Professor Mark Orazem started with the University of Florida in 1988, nearly 20 years after the current Chemical Engineering building was constructed. What does he remember most?
His office door.
“Because of the building’s shifting, unstable foundation, I would be unable to open the door to my office,” said Orazem, now a distinguished professor and associate chair for Graduate Studies in the Department of Chemical Engineering. “The next day, I’d come in, and the door wouldn’t shut.”
The building was eventually stabilized, allowing Orazem’s door to function as a door. But as game-changing renovations to that building ramp up, Orazem is among several longtime faculty members and staff with building stories – good and bad – to tell.
“I enjoyed seeing my colleagues in the old building. Most of us had an open-door policy, and I would offer coffee to them,” added Orazem, whose office was temporarily moved to a more crowded space in Rhines Hall during the renovation. “I didn’t realize how much that meant to me until I moved to Rhines Hall.”
Richard Dickinson, Ph.D., longtime professor and incoming interim department chair who previously served as chair from 2009 to 2017, recalls the building’s large freight elevator that provided passengers a view of the walls between floors as creaked up and down.
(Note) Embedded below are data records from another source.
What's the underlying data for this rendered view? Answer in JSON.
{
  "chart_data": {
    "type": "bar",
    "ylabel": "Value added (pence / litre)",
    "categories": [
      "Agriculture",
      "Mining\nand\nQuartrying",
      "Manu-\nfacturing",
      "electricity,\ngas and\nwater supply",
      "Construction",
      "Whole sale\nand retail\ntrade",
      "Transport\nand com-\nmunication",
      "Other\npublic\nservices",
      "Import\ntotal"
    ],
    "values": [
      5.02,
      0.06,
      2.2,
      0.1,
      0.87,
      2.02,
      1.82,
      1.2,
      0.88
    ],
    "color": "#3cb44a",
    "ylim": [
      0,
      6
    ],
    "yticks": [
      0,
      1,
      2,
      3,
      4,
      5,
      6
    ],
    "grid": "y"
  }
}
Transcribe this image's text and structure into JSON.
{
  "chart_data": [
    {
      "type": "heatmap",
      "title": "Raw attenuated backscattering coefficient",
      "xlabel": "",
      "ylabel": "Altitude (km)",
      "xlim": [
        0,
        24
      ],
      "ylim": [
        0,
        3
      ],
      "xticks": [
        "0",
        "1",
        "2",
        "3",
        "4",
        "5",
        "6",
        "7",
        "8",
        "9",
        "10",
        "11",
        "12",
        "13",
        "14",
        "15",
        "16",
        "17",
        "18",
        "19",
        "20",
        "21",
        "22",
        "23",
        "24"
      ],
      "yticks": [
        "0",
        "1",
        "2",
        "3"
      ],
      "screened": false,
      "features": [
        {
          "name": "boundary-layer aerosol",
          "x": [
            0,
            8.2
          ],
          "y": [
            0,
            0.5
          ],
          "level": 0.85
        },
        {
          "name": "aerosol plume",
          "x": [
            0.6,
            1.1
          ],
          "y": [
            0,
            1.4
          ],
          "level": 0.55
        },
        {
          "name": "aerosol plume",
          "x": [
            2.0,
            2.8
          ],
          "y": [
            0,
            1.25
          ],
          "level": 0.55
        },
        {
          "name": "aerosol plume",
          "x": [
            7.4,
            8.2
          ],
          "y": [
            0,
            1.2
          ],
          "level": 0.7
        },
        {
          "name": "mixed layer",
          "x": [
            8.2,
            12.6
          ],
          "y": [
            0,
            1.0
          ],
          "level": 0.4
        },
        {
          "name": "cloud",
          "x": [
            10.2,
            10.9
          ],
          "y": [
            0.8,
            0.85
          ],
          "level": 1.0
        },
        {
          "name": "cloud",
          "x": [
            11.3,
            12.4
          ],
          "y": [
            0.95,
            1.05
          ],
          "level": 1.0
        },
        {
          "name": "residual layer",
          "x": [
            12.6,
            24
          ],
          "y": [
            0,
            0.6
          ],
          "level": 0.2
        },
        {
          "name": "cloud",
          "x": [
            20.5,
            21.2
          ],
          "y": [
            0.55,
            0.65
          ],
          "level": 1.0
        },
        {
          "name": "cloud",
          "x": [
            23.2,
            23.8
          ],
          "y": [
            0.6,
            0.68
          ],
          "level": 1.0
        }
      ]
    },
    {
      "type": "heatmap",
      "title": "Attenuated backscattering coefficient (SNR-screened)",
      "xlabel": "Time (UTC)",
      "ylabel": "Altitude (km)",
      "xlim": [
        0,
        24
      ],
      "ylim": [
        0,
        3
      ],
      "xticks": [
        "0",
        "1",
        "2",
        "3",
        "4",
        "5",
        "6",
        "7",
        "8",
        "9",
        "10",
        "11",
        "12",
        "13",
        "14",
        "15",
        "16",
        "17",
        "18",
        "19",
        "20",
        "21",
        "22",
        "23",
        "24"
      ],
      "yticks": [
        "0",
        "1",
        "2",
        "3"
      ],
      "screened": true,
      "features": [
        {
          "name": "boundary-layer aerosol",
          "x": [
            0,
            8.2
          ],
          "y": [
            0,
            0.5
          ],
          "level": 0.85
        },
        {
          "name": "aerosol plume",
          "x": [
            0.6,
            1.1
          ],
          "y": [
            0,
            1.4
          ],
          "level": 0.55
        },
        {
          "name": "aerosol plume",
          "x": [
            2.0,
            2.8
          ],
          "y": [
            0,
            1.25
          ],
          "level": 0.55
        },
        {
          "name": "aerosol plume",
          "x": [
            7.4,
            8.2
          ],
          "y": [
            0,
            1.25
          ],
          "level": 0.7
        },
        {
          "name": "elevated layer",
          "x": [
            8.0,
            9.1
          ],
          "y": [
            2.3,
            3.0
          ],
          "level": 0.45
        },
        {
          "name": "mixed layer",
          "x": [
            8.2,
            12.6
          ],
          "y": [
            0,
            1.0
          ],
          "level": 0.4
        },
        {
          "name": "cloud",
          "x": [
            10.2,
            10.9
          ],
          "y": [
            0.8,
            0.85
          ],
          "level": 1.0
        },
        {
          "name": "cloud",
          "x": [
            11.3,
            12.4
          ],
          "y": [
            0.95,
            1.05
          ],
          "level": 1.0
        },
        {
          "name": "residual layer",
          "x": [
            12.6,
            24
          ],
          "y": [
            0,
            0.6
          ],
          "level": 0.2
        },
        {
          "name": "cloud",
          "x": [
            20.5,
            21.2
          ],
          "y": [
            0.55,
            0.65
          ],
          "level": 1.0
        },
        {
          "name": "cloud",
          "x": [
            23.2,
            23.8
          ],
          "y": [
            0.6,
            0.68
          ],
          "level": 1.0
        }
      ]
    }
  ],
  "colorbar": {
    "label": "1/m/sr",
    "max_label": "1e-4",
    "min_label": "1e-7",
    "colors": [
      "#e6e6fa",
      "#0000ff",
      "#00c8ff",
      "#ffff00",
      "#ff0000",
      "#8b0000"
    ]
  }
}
“Students from various graduation classes climbed on top of the elevator car to create graffiti honoring their class,” he said. “I believe spirited class graffiti from the ’90s exists there to this day.”
When he was department chair, Dickinson said an “awkward perk” was the private bathroom attached to his office.
“It was rarely used,” he said, “because (a) I hated the idea of the housekeeping staff cleaning up after the sole user (me), and (b) the thin walls would inform the office staff on the other side whenever I would use it.”
Longtime faculty members also cited a cavern beneath the building, which turned into an off-the-radar hang-out for students.
Chemical Engineering became its own department in 1916. Courses in chemical engineering began in 1905 as part of the Department of Chemistry and were taught by chemistry professors in Leigh Hall until 1939, when they moved to the now-demolished Benton Hall until 1950.
During World War II, the ROTC erected a Quonset hut airplane hangar for military training, near the current Stephen C. O’Connell Center. But when a new building was built for their operations in 1950, the hangar was acquired to expand engineering operations.
Shirley Kelly, the graduate academic advisor who has been with the department for 58 years, experienced working in the hangar firsthand. She remembered the 21,350-square-foot metal building was either “too hot or too cold or too leaky or too stinky.”
But it was home for over 20 years and was fertile ground for groundbreaking research.
In 1969, the current 51,000-square-foot facility was built; a brick and concrete department hub for 56 years. The renovation is expected to take about three years, and the building is expected to serve the department well for at least another 50 years.